Si Macron a eu raison de condamner la torture en Algérie, la France ne doit pas pour autant s’excuser


Guerre d’Algérie: Maurice Audin, un pardon équivoque
Maurice Audin. Sipa. Numéro de reportage : 00648247_000001

Si Macron a eu raison de condamner la torture en Algérie, la France ne doit pas pour autant s’excuser.


L’époque est à la repentance et à l’entretien scrupuleux, douteux de notre culpabilité pour les siècles passés au nom, parfois, d’une vulgaire manœuvre politicienne. Toute torture est par essence inexcusable, qui rapproche par moments historiques malheureux l’humanisme de la barbarie.

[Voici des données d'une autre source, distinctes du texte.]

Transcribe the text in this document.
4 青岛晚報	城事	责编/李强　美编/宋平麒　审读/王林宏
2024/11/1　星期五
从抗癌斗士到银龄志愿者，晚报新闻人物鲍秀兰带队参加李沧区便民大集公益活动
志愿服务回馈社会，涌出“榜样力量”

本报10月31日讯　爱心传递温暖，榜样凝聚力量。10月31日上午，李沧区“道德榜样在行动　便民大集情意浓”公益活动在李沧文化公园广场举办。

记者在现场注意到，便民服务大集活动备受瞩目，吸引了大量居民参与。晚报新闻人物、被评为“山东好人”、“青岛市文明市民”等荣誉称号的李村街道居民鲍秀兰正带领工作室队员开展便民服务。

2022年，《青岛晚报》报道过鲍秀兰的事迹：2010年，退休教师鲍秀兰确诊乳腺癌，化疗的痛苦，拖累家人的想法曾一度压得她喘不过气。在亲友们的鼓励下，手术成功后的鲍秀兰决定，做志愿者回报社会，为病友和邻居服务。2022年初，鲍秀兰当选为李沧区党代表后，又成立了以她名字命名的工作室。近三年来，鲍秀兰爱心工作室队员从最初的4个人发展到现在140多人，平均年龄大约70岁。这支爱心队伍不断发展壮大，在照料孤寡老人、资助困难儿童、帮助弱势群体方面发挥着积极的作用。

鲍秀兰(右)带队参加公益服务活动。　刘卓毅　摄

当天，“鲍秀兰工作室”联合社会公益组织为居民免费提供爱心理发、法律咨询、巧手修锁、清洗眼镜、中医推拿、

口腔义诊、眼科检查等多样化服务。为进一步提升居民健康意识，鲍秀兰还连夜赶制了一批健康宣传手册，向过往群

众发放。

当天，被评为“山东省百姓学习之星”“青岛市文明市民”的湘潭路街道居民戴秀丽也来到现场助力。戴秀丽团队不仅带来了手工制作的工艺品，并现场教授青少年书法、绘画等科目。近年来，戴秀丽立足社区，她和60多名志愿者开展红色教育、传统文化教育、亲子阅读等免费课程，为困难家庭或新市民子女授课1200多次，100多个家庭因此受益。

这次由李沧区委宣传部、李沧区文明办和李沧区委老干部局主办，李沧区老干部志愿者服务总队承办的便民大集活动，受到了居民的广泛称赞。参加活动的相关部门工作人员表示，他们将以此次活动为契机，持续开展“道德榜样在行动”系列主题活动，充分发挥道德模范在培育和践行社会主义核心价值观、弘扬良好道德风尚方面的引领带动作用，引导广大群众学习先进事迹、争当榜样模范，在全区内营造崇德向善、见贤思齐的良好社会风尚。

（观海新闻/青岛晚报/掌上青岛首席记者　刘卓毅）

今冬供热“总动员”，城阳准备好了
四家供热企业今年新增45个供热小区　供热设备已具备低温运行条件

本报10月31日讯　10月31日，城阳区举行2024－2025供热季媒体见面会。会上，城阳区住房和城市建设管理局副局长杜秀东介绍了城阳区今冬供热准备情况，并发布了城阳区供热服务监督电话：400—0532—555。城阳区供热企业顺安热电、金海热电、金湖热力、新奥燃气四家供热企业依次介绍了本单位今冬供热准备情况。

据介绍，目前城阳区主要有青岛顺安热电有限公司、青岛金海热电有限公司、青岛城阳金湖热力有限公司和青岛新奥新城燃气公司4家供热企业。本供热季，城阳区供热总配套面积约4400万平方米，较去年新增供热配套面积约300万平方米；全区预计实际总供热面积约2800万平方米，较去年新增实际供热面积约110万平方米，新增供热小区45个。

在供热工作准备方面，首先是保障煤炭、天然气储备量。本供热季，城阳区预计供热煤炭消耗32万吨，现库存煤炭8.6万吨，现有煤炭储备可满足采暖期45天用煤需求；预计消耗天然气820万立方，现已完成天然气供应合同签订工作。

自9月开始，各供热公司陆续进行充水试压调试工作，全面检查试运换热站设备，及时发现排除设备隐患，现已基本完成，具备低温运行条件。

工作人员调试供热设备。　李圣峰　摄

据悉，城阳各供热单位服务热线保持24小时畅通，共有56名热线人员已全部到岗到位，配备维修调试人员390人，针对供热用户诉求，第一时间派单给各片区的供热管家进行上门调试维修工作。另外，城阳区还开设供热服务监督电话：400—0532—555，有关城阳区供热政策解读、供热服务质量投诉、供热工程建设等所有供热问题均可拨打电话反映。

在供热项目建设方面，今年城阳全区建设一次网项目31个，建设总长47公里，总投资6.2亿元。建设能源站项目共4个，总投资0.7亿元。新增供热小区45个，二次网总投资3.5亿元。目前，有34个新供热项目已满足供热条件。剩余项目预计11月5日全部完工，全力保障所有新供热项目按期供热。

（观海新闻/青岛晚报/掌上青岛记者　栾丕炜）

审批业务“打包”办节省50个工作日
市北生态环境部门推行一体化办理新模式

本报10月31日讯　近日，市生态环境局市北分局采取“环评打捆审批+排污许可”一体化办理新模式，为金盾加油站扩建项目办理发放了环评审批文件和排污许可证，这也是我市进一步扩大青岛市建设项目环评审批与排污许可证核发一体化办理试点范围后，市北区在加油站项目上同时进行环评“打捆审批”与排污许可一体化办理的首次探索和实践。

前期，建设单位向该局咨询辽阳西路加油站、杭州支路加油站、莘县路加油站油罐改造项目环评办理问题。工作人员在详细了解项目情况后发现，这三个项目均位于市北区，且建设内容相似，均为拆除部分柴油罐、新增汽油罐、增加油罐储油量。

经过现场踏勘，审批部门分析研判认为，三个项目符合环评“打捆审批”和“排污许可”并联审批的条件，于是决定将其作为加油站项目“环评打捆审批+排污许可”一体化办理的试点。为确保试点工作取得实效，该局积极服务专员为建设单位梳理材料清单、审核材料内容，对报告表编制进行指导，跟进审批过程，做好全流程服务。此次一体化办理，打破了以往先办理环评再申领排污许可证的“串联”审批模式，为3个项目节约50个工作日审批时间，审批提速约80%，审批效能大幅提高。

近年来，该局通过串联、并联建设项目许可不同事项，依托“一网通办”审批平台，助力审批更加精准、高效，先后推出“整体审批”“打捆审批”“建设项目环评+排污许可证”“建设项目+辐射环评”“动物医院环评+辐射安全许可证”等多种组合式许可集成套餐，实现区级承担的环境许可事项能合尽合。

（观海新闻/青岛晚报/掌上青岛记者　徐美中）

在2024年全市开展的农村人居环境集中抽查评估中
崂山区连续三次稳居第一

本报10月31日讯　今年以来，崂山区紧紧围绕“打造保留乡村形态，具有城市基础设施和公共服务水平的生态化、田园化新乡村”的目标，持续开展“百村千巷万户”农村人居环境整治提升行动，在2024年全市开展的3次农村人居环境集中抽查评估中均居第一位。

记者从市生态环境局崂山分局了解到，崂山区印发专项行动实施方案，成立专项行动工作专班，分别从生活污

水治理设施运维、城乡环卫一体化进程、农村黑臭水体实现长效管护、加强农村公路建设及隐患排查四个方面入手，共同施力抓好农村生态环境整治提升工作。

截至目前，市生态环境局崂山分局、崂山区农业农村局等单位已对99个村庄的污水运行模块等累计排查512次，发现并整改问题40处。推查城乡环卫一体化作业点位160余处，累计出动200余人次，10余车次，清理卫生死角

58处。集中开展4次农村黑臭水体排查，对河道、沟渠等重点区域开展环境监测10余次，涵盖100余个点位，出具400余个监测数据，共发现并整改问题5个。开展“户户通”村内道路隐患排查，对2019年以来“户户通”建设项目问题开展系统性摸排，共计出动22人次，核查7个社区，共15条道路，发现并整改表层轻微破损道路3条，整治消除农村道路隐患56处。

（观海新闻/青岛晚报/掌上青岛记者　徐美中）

Dans un contexte de circonstances exceptionnelles comme la guerre, les dérapages deviennent excès, puis quotidiens, autorisés par « la banalisation du mal ». Si un cadre juridique augmente les prérogatives d’un corps de métier, la fuite en avant se retrouve à portée de poing.

Maurice Audin, militant du Parti communiste algérien, Français de Tunisie, « sympathisant » proche du FLN (Front de libération nationale), lequel planquait des explosifs au hasard afin de tuer le plus de civils possible parmi la population française (les Pieds-noirs), alla jusqu’à abriter chez lui l’un de ces terroristes meurtriers du FLN, Hadjadj, poseur de bombes notamment sous l’estrade d’un orchestre de jazz au casino de la Corniche à Alger le dimanche 4 juin 1957 : huit civils français morts dont trois enfants, et quatre-vingt douze blessés dont une quarantaine de femmes.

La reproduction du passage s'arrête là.